City officials have begun working more closely with the Met Council to shed its development-averse image.
There was a time in the late 1970s when Lake Elmo briefly entertained what some viewed as the audacious idea of opening itself up to suburban-style development.
Much like its neighbor to the south, Woodbury, it appeared poised for major growth, with plenty of developable land and proximity to major highways and jobs.
Instead, Lake Elmo decided to go in another direction, working relentlessly to buffer itself from encroaching suburban sprawl.
Nearly 40 years later, as it faces renewed pressure from the Metropolitan Council, the city is trying to change its image as a bastion of anti-development sentiment.
“I think we have a council that’s much more free market based. Five business people on the council,” said Dean Zuleger, the city’s administrator. “This council is much more collaborative with our external partners than confrontational.”
Zuleger said the city must strike a delicate balance between meeting the Met Council’s future growth requirements — which have been a point of dispute between the two entities — and preserving its rural identity.
The paths taken by Lake Elmo and Woodbury reflect divergent priorities about the pace and shape of development.
Woodbury has “had a steady philosophy on growth,” dating back to its founding families, the Bielenbergs, Jensens, McHarries and Wolrestorffs, said Dwight Picha, a 37-year veteran of city politics.
“The city developed its first comprehensive plan in the late ’70s and kind of laid out a 30- to 40-year time period on how the city was envisioned to develop,” said Picha, the city’s community development director. “From what I’ve heard from people, leaders could see that Woodbury was starting to change and there needed to be more government influence on what was occurring.”
Lake Elmo, once a popular resort area, was settled by farmers, lured by the rolling open space and political autonomy.
It was that desire to escape urban bustle that persuaded Marjorie Williams and her husband to move to Lake Elmo in 1972.
“There were those who felt Lake Elmo was ‘behind the times’ and needed to grow, but there were also many people who had lived other places as we had who valued the open space, the farms, and the slow charm of the city,” Williams, who later served on the town’s planning commission.
“It was those mostly ‘newcomers’ back in the 1970s and 1980s who fought to keep the grow as organic — that is, not from outside push, but a natural, slow growth. We met many who had been in Lake Elmo for at least one generation or two, who also believed as we did that ‘small town’ and ‘slow growth’ were not dirty words.”
She continued: “The people elected to council were all pro rural and won on the promise of slow growth. Over time, people who wanted Lake Elmo to grow learned to say they were ‘pro-rural’ to get elected, but that was not their agenda.”
Many people moved there “not wanting to have to pay the high infrastructure costs that sewer entails and having to deal with the traffic,” said Steve DeLapp, a longtime political fixture who in the past has lobbied against development projects.
“It means you have to have small lots and no privacy.
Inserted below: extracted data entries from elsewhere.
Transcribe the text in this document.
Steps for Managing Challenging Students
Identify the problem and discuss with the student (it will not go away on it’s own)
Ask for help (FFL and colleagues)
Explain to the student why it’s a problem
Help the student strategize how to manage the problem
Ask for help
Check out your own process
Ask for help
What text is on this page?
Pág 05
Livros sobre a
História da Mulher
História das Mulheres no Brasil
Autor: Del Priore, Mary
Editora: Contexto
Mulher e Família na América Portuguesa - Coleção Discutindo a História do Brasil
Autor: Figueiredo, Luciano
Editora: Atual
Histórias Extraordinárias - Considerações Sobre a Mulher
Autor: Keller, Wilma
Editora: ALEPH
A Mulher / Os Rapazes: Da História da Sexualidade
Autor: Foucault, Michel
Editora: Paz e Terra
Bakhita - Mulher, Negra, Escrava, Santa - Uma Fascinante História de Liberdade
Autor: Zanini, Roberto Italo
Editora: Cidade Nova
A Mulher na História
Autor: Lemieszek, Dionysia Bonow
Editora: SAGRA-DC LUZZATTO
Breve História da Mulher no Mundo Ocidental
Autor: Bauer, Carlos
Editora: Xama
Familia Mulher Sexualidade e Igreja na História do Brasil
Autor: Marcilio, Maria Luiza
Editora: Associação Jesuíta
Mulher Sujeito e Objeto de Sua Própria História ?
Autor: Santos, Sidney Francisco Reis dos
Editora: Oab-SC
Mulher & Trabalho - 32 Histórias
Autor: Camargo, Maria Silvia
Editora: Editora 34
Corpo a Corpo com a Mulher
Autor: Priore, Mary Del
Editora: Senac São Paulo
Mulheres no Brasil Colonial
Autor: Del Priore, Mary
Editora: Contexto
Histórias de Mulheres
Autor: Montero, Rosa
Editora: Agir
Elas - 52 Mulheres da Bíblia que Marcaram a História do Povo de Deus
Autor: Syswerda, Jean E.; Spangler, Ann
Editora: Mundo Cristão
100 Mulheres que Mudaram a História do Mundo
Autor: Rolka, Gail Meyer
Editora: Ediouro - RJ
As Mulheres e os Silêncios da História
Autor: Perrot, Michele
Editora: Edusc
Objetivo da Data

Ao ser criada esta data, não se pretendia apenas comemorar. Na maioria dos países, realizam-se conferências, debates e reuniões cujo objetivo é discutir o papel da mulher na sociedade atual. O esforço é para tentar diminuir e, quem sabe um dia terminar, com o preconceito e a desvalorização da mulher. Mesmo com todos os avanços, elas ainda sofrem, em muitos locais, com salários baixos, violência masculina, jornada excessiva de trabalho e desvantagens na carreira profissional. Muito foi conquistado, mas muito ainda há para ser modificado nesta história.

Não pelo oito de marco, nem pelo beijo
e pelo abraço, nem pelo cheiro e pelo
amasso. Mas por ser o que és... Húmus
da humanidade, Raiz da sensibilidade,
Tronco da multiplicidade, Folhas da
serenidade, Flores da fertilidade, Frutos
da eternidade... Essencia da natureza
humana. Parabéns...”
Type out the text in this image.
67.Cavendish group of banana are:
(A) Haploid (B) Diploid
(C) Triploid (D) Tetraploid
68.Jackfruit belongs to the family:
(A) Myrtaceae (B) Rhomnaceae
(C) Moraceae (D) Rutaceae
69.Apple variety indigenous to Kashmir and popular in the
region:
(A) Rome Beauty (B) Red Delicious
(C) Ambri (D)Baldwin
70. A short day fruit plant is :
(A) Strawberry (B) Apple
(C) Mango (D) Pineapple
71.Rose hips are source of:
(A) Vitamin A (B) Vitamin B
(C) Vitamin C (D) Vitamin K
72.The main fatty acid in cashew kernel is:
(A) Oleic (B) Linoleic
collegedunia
And it means that you have to have very, very bad environmental conditions,” he said in a recent phone interview. “We like having low taxes and we like to have firm control of the government so it won’t change.”
Some residents are concerned about the city’s current direction, accusing officials of cozying up to the Met Council.
“Very few residents in Lake Elmo consider their land to be an investment. They consider it to be their home,” DeLapp said.
One example of that contentiousness culminated in a 2004 state Supreme Court ruling that the Met Council had “authority to require modifications to comprehensive plans that depart from or have an impact on its system plans in a substantial manner,” according to court documents.
The city argued unsuccessfully that the Met Council had overstepped its bounds by ordering it to install sewer and water lines in the Old Village and along its southern border with Woodbury to accommodate projected population growth. As a result of the ruling, the council had more of a say about the city’s direction.
Now that they are working more closely with the Met Council, city officials hope the council will ease up and revise its population projections.
Mayor Mike Pearson said that talks with the council have “been going very well.”
“I think the Met Council has their perspectives and I think we shared ours, and I think we’re going to work out terms that are beneficial to both parties,” he said.
Moving forward, the city’s greatest challenge is preserving its small-town character while encouraging steady growth, Pearson said.
“Our model of open spaces and large lots, while very appealing, had its challenges, as it relates to city infrastructure and city services; for example, to sewer services and road maintenance,” he said.
“The zoning that was in place inhibited growth, and so we came up with different zoning where we allowed for commercial, we allowed for some industrial, we allowed for certainly residential, with sewer lines.”
City officials have also talked about redeveloping the Old Village, a project that entails the construction of 900 housings units and realignment of Hwy. 5 to prevent the area from being overrun by “cut-through” traffic when the new four-lane St. Croix River bridge opens in 2016. The bridge, at Oak Park Heights, is expected to draw more traffic.